We should reform zero-hours contracts, not ban them

Abuse needs to be addressed, but we must maintain flexibility for employers and workers.

By Vidhya Alakeson

There is still much that we don’t fully know about zero-hours contracts – contracts that do not guarantee any hours of work. Estimates about the number of people working on zero-hours contracts vary significantly and the jury is out as to whether their use is cyclical (driven by years of economic downturn), structural (a permanent feature of the labour market) or both. But there is already enough evidence of misuse to create a strong case for action on certain fronts to improve security for workers, while rejecting an outright ban. Our new report, Zeroing In, puts forward a set of recommendations for the reform of zero-hours contracts, including, but going beyond, a ban on exclusivity clauses already suggested by the government.

The latest estimate from the Office for National Statistics is that close to 600,000 workers or 2 per cent of the workforce are employed on a zero-hours contract. Health and social care, hospitality and administration account for over 50 per cent of these workers. Zero-hours contracts are intended to offer flexibility to employers and workers. Employers can quickly change their staffing levels at no cost and workers can work when they choose, helping to balance family and other commitments. However, in reality, a quarter of those on zero-hours contracts work a fixed pattern of hours each week; a third of employers expect workers to be available for work at all times; and four out of ten zero-hours workers would like to work  more. Flexibility for employers too often comes at the expense of workers.

To address this imbalance, anyone who has been employed on a zero-hours contract for at least a year and works a relatively consistent pattern of hours should have the right to a fixed-hours contract, if they choose. Under these circumstances, zero-hours contracts are not being used to respond to changes in demand. Workers are simply being denied employment rights to which they are entitled, such as Statutory Sick Pay and paternity and maternity leave. Introducing this right after 12 months rather than 12 weeks, as has been suggested, recognises that employers need time to plan how best to use their staff.
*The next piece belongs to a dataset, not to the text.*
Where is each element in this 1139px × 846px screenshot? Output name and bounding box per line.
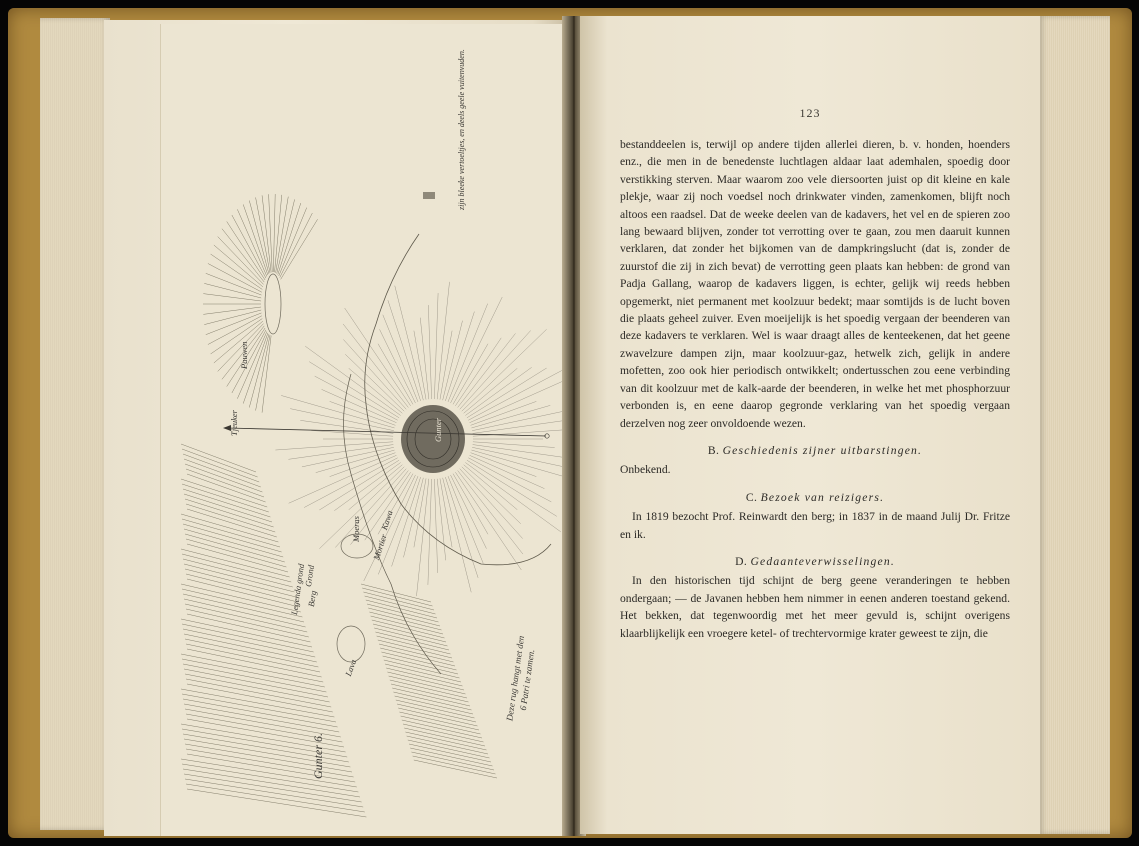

We should also extend the right to a set of employment terms to all workers not just employees. This would help to address the fact that anecdotally many people who take up a zero-hours contract do not know they have no guaranteed hours  until their hours are cut and are frequently not aware of their entitlements. In addition, Acas should work with business representatives and unions to set out a good practice guide to increase employer awareness of how to use zero-hours contracts fairly and more funding should be available for enforcement to proactively clamp down on employers who misuse these zero-hours contracts.

This is a deliberately cautious approach, seeking to address abuse, while maintaining flexibility for employers. As the recovery strengthens and the data on zero-hours contracts becomes clearer, we will need to keep the situation under review. If improvements are not forthcoming, a stronger, more statutory approach could be justified.